Warum der „Alles-auf-einmal“-Prompt scheitert


Wer generative KI-Tools wie ChatGPT, Gemini, Grok oder Claude nutzt, um Unternehmensrichtlinien zu erstellen, kennt das Phänomen: Sie geben einen umfassenden Prompt ein „Erstelle zum Thema XY eine IT-Sicherheitsrichtlinie nach ISO 27001 für unser Unternehmen“ und erhalten ein Ergebnis, das auf den ersten Blick beeindruckend wirkt.


Doch spätestens beim zweiten Lesen oder im Gespräch mit dem Auditor fällt das Kartenhaus zusammen. Der Text ist generisch, widerspricht sich in Details oder fordert Maßnahmen, die für Ihre Unternehmensgröße völlig unrealistisch sind.


Der Fehler liegt nicht in der KI, sondern im Prozess. Wer exzellente Ergebnisse will, darf nicht versuchen, eine 20-seitige Richtlinie mit einem einzigen Klick zu erzeugen.

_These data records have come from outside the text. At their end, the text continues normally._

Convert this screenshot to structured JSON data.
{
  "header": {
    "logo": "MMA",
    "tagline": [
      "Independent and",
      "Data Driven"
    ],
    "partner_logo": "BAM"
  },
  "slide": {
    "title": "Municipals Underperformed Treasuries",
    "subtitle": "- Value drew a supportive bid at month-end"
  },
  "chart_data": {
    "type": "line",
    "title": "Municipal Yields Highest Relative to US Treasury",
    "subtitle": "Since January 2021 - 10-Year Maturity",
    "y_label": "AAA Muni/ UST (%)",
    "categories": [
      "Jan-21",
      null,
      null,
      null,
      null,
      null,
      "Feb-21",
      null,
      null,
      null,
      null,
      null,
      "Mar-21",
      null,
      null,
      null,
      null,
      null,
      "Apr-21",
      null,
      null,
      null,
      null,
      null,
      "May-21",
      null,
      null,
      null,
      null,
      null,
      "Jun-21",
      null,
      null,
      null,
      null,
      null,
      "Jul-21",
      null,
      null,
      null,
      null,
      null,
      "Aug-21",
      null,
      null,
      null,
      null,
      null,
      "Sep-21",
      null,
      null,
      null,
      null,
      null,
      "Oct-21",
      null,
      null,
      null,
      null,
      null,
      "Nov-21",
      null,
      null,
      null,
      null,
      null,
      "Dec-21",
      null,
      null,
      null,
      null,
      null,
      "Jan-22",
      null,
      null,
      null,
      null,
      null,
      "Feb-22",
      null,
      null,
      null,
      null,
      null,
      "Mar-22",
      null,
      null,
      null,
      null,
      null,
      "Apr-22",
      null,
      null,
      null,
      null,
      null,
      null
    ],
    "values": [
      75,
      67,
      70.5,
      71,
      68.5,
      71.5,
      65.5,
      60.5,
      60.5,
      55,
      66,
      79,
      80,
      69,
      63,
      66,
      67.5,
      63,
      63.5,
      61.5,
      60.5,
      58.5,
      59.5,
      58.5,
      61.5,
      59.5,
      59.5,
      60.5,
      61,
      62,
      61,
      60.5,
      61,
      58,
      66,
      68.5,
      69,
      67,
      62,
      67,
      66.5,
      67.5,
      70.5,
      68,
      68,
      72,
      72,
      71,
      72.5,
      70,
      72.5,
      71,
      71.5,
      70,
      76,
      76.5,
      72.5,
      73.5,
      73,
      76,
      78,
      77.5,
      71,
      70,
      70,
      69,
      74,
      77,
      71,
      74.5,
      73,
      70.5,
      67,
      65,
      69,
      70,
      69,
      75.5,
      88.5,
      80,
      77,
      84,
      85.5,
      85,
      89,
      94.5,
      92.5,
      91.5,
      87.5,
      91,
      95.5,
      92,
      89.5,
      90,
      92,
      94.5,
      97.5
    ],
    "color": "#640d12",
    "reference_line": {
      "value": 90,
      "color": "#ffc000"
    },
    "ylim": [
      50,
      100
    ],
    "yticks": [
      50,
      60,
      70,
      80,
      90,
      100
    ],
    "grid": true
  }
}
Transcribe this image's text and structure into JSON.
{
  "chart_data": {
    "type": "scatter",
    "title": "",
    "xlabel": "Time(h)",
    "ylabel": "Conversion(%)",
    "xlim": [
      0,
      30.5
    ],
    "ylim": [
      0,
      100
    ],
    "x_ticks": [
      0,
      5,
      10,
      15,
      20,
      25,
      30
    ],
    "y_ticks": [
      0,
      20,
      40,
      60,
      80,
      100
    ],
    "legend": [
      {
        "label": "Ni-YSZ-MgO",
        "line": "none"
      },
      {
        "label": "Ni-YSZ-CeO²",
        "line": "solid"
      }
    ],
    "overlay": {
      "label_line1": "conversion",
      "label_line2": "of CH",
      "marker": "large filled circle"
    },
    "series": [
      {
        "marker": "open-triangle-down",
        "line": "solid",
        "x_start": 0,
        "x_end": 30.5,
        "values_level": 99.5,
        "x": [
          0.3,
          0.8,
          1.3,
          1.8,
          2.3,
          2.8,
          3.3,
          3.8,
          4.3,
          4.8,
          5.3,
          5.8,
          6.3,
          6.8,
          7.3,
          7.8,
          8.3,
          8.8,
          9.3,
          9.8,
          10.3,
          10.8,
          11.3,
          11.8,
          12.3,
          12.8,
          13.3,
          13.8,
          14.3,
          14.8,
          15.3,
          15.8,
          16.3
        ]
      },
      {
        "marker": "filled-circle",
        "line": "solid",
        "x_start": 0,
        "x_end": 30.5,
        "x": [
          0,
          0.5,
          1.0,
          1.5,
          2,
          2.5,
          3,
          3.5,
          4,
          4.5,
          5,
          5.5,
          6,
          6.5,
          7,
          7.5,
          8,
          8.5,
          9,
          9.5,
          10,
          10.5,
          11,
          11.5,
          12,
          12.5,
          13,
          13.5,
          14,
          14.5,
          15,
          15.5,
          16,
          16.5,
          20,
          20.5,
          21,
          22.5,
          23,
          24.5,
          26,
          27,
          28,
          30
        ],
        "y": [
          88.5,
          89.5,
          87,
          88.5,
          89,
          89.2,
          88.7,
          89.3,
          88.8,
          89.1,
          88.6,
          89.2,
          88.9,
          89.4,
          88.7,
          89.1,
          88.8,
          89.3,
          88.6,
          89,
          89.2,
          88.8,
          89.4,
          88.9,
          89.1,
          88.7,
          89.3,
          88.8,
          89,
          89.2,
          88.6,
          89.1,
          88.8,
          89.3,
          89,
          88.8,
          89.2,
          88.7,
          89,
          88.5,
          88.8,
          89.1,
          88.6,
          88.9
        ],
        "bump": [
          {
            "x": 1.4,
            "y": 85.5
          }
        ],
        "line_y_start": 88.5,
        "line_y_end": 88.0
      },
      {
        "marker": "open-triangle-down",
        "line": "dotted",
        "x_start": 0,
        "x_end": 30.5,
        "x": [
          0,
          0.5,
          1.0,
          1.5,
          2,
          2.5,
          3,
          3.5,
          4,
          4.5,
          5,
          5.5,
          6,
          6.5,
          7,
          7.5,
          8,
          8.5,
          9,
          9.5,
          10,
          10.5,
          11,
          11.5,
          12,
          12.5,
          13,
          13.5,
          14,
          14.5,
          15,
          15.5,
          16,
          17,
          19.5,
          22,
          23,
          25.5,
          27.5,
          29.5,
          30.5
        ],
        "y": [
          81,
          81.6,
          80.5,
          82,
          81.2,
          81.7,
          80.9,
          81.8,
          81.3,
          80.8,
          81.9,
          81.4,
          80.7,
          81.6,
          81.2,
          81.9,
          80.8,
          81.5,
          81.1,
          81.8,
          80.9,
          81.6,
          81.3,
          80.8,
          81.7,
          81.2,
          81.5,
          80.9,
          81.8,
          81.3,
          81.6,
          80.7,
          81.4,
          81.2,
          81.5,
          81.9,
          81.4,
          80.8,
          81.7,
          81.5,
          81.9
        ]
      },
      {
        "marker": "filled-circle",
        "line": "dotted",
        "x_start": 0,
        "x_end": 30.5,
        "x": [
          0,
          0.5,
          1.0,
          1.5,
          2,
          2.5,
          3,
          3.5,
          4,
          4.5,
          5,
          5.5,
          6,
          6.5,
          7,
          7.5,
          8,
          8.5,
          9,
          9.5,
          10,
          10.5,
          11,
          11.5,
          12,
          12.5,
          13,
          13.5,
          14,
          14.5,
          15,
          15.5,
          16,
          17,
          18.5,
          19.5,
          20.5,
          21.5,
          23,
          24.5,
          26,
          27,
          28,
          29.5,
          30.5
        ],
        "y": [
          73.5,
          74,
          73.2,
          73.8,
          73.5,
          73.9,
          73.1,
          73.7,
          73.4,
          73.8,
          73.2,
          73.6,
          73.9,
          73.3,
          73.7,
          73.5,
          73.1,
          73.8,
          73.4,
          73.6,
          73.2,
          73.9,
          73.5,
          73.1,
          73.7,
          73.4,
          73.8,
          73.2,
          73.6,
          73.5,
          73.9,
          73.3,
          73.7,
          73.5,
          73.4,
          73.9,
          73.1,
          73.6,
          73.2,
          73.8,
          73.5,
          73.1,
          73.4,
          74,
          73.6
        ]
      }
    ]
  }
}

Hier erkläre ich Ihnen, warum ein strukturierter, mehrstufiger Workflow technisch überlegen ist und warum selbst das beste Ergebnis am Ende immer einen menschlichen „Realitätscheck“ braucht.




Die Methode: Schritt für Schritt statt „One-Shot“

Ein Large Language Model (LLM) arbeitet am besten, wenn es sich auf eine einzelne Aufgabe konzentrieren kann. Deshalb ist der folgende Tipp der Schlüssel zu besseren Ergebnissen:


⚠️ TIPP Um eine Richtlinie zu erstellen, nennt man der KI die Branche, die Unternehmensgröße, den ISMS Scope, den Zweck der Richtlinie und beginnt dann mit dem Inhaltsverzeichnis. Im Anschluss entwickelt man dann daraus nach und nach die einzelnen Kapitel. 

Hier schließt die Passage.